Dinner for 150 was Melvin Gray's specialty when he cooked in Army kitchens in the United States and the former West Germany.
The Fort Dodge man had expressed interest in joining a military police unit after completing his basic training. His wish was fulfilled, at least partially, when he was assigned to such an outfit as a cook.
Gray graduated from Lohrville High School in 1953 and found it hard to get a job. He said a lot of young men at the time found getting a job to be hard because the draft was ongoing and employers knew that any man they hired would probably be inducted into the service.
Melvin Gray, of Fort Dodge, looks over some photos taken while he was in the Army from 1953 to 1955. He was a cook, and was assigned to a military police unit in the former West Germany.
Faced with the prospects of unemployment and being drafted, Gray said he volunteered for the draft. He said that volunteering ensured he would be among the first men selected when the local draft board began its next round of inductions.
''I knew it was the right thing to do, but I also knew that I would be drafted,'' Gray said.
He was drafted in October 1953, months after Korean War combat had ended. He was sent to Fort Leonard Wood, Mo., for basic training. He recalled that the only grass on the post was on the football field. The rest of the ground, he said, was clay and rock.
Eight weeks of training that included lots of calisthentics followed.
Gray said that after basic training was over, he was asked to list three Army jobs he would like to have. He listed physical fitness instructor, military police officer and truck driver.
After getting his list, the Army promptly sent Gray to cooking school at Fort Leonard Wood. He believes he was picked for cooking school because he didn't have perfect vision.
Upon completing cooking school, Gray was dispatched to Fort McClellan in Alabama in 1954. Not long after arriving there, he volunteered to go overseas.
He was assigned to the 793rd Military Police Co. at Grafenwoehr Training Area in the former West Germany. That military base consists of 90 square miles at which American units wage practice battles.
''That was supposed to have been Hitler's big training area,'' Gray said.
While numerous Army units came to Grafenwhoer for training exercises, there were just three units permanently assigned there, according to Gray. One was his military police company, another was the hospital and the third was a headquarters company responsible for managing the base.
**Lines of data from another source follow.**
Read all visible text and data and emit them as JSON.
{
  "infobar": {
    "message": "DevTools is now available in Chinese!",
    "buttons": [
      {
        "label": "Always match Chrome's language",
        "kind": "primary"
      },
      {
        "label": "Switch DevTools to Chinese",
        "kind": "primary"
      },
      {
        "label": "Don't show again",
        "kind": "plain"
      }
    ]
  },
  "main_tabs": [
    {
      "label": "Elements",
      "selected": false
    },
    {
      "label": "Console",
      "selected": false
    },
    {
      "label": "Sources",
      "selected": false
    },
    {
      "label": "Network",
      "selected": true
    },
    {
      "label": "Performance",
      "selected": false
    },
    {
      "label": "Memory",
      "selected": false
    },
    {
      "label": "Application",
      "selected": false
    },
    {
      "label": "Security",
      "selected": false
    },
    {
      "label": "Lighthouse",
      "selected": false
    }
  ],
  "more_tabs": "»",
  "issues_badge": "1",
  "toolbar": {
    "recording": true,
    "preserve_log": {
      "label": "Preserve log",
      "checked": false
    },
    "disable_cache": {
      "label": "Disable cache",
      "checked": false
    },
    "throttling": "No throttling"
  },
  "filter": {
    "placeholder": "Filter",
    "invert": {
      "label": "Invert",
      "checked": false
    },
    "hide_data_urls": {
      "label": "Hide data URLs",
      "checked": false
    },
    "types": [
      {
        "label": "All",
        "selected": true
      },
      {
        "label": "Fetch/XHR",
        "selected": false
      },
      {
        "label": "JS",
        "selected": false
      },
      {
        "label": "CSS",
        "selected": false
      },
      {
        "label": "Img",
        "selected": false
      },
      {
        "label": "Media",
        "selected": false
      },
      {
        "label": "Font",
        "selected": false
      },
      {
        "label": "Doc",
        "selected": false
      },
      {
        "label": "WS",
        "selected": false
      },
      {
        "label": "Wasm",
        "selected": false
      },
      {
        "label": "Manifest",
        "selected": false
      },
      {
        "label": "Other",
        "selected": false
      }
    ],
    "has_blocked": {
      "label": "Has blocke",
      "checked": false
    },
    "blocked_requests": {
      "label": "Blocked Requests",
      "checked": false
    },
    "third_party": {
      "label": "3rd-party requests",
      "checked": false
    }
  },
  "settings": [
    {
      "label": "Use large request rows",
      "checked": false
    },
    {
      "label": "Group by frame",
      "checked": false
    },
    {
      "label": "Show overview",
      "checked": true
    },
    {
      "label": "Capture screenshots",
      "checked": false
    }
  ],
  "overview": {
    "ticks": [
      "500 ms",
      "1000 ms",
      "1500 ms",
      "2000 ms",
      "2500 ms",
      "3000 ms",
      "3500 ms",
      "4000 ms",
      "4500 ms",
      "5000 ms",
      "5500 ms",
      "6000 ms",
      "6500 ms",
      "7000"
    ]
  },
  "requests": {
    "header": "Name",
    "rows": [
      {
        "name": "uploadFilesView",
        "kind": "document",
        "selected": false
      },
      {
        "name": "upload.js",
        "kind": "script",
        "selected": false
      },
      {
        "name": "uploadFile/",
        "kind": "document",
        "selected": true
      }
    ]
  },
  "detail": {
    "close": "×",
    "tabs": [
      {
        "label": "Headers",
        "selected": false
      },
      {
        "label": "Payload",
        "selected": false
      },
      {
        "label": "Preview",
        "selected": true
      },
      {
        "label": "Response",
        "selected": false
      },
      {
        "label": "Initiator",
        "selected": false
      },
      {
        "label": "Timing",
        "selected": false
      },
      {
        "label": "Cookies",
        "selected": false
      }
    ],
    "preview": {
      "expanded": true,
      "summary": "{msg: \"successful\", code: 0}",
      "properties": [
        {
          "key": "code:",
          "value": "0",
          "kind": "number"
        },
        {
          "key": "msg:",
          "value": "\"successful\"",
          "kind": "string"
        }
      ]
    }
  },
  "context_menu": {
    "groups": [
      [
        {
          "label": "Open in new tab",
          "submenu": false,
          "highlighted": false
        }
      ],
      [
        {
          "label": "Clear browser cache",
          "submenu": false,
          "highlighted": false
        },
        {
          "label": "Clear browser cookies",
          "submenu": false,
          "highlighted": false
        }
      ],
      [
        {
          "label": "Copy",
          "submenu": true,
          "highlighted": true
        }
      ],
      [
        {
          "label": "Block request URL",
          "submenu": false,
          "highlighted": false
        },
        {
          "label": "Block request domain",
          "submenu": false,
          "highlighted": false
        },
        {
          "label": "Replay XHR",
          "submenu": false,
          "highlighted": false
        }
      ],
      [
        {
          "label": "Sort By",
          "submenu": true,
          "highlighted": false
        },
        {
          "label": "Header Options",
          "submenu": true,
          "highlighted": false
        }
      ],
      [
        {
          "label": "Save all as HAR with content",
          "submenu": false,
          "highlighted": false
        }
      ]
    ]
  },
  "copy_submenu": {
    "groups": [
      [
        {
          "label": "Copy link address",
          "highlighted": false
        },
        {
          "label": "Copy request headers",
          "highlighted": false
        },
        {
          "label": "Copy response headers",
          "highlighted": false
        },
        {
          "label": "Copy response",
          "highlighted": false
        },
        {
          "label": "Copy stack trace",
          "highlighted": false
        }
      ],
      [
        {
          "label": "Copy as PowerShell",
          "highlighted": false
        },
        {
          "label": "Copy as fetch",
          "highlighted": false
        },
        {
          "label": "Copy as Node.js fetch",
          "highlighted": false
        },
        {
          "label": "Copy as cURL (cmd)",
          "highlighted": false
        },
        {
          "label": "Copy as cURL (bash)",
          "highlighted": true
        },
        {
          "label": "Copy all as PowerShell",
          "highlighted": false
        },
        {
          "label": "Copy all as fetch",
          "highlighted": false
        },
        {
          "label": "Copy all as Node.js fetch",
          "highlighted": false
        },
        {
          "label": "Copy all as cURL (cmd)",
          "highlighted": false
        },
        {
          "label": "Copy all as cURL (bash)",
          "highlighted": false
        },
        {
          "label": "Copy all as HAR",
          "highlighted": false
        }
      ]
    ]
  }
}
He said that four to five Army cooks and a handful of German civilians worked in the kitchen during every meal. He said they prepared food for 150 soldiers at a time.
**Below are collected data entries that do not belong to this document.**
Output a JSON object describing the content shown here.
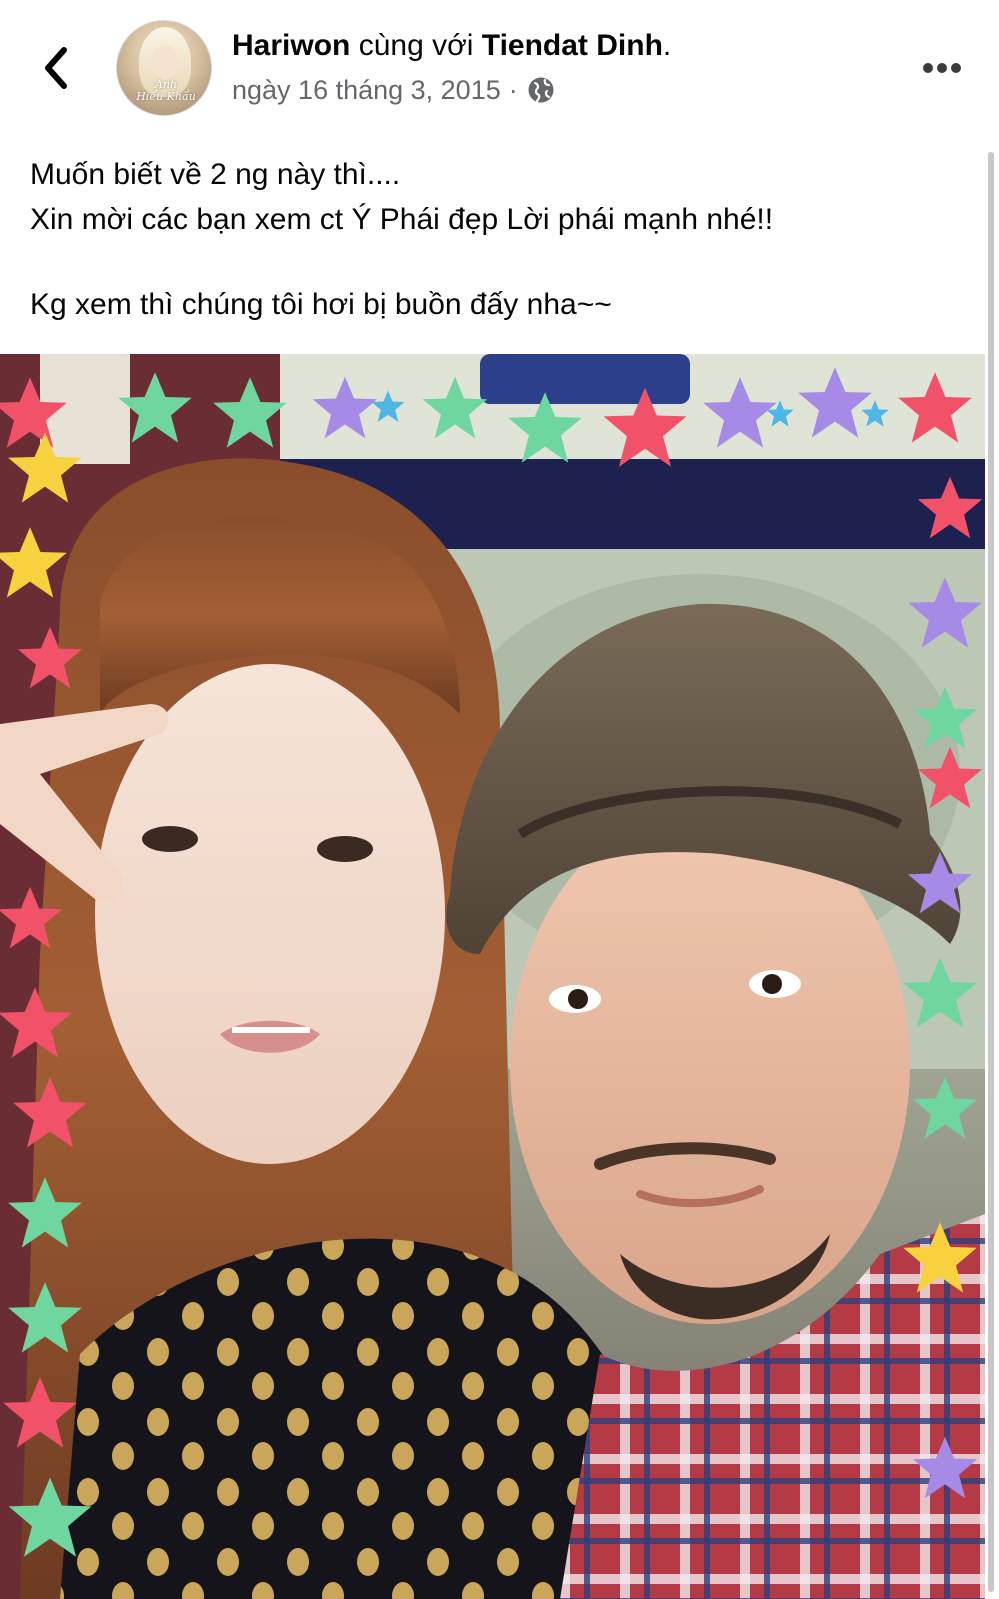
{
  "header": {
    "author": "Hariwon",
    "with_word": "cùng với",
    "tagged": "Tiendat Dinh",
    "period": ".",
    "date": "ngày 16 tháng 3, 2015",
    "separator": "·",
    "privacy_icon": "globe-icon",
    "back_icon": "chevron-left-icon",
    "more_icon": "more-horizontal-icon",
    "avatar_text_1": "Anh",
    "avatar_text_2": "Hiểu Khẩu"
  },
  "post": {
    "line1": "Muốn biết về 2 ng này thì....",
    "line2": "Xin mời các bạn xem ct Ý Phái đẹp Lời phái mạnh nhé!!",
    "line3": "Kg xem thì chúng tôi hơi bị buồn đấy nha~~"
  },
  "colors": {
    "text": "#050505",
    "secondary": "#65676b",
    "background": "#ffffff"
  }
}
Getting breakfast ready for the troops meant getting out of bed at 3 a.m., Gray recalled.
Gray was in West Germany for 14 months. During his last six months there, he became a baker. He said he mostly baked desserts including cakes, cookies and jelly rolls.
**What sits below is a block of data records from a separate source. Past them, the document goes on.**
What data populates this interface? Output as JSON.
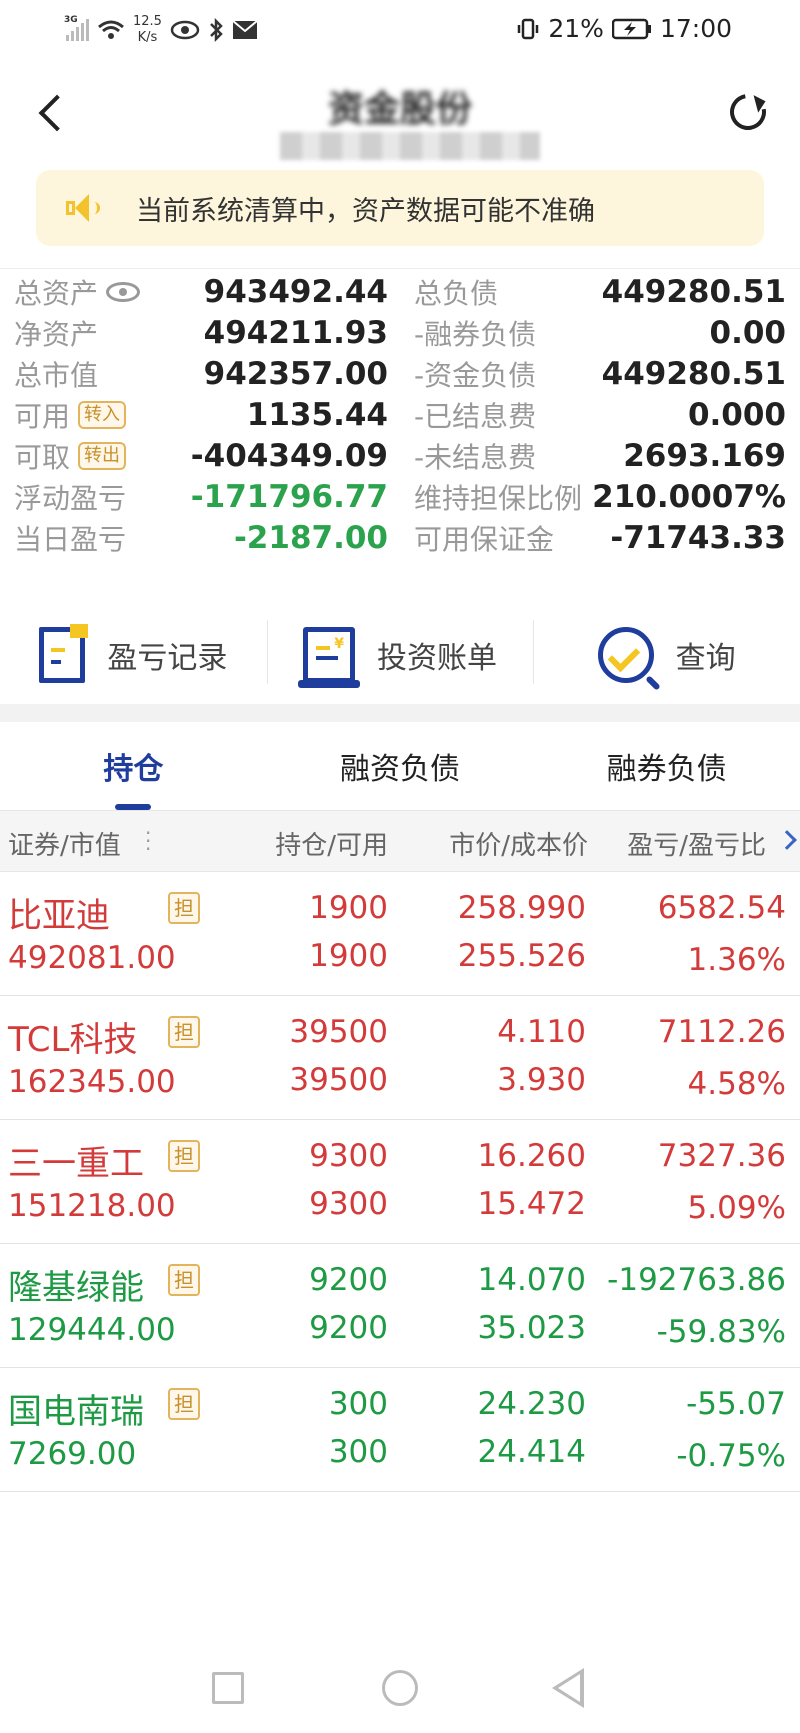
{
  "status_bar": {
    "network": "3G",
    "speed_value": "12.5",
    "speed_unit": "K/s",
    "battery": "21%",
    "time": "17:00"
  },
  "header": {
    "title": "资金股份",
    "account_masked": ""
  },
  "notice": {
    "text": "当前系统清算中，资产数据可能不准确"
  },
  "assets": {
    "left": [
      {
        "label": "总资产",
        "value": "943492.44"
      },
      {
        "label": "净资产",
        "value": "494211.93"
      },
      {
        "label": "总市值",
        "value": "942357.00"
      },
      {
        "label": "可用",
        "tag": "转入",
        "value": "1135.44"
      },
      {
        "label": "可取",
        "tag": "转出",
        "value": "-404349.09"
      },
      {
        "label": "浮动盈亏",
        "value": "-171796.77"
      },
      {
        "label": "当日盈亏",
        "value": "-2187.00"
      }
    ],
    "right": [
      {
        "label": "总负债",
        "value": "449280.51"
      },
      {
        "label": "-融券负债",
        "value": "0.00"
      },
      {
        "label": "-资金负债",
        "value": "449280.51"
      },
      {
        "label": "-已结息费",
        "value": "0.000"
      },
      {
        "label": "-未结息费",
        "value": "2693.169"
      },
      {
        "label": "维持担保比例",
        "value": "210.0007%"
      },
      {
        "label": "可用保证金",
        "value": "-71743.33"
      }
    ]
  },
  "actions": [
    {
      "label": "盈亏记录",
      "icon": "profit-record-icon"
    },
    {
      "label": "投资账单",
      "icon": "investment-bill-icon"
    },
    {
      "label": "查询",
      "icon": "query-icon"
    }
  ],
  "tabs": [
    {
      "label": "持仓",
      "active": true
    },
    {
      "label": "融资负债",
      "active": false
    },
    {
      "label": "融券负债",
      "active": false
    }
  ],
  "table": {
    "headers": [
      "证券/市值",
      "持仓/可用",
      "市价/成本价",
      "盈亏/盈亏比"
    ],
    "tag": "担",
    "rows": [
      {
        "name": "比亚迪",
        "market_value": "492081.00",
        "hold": "1900",
        "avail": "1900",
        "price": "258.990",
        "cost": "255.526",
        "pnl": "6582.54",
        "pnl_ratio": "1.36%",
        "color": "red"
      },
      {
        "name": "TCL科技",
        "market_value": "162345.00",
        "hold": "39500",
        "avail": "39500",
        "price": "4.110",
        "cost": "3.930",
        "pnl": "7112.26",
        "pnl_ratio": "4.58%",
        "color": "red"
      },
      {
        "name": "三一重工",
        "market_value": "151218.00",
        "hold": "9300",
        "avail": "9300",
        "price": "16.260",
        "cost": "15.472",
        "pnl": "7327.36",
        "pnl_ratio": "5.09%",
        "color": "red"
      },
      {
        "name": "隆基绿能",
        "market_value": "129444.00",
        "hold": "9200",
        "avail": "9200",
        "price": "14.070",
        "cost": "35.023",
        "pnl": "-192763.86",
        "pnl_ratio": "-59.83%",
        "color": "green"
      },
      {
        "name": "国电南瑞",
        "market_value": "7269.00",
        "hold": "300",
        "avail": "300",
        "price": "24.230",
        "cost": "24.414",
        "pnl": "-55.07",
        "pnl_ratio": "-0.75%",
        "color": "green"
      }
    ]
  },
  "colors": {
    "accent": "#1f3d9c",
    "gain": "#d33b3b",
    "loss": "#1e9a44",
    "notice_bg": "#fdf6dc",
    "tag": "#c8902a"
  }
}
He said that not far from the base was a town called Weiden that straddled the border between democratic West Germany and communist East Germany. He had visited the town and recalled that American soldiers there had to make sure that they didn't stray into the communist side of town.
''You had to be careful, especially when you were in that one town,'' he said.
As his Army tour of duty neared its end, Gray flew back to the United States. He reported to Fort Sheridan in Illinois and was discharged from the military there in September 1955.
Gray said he was ''in and out of the Army before I was 21.''
Upon returning to civilian life, Gray farmed and worked at a variety of jobs, including driving a tanker truck and building cabinets.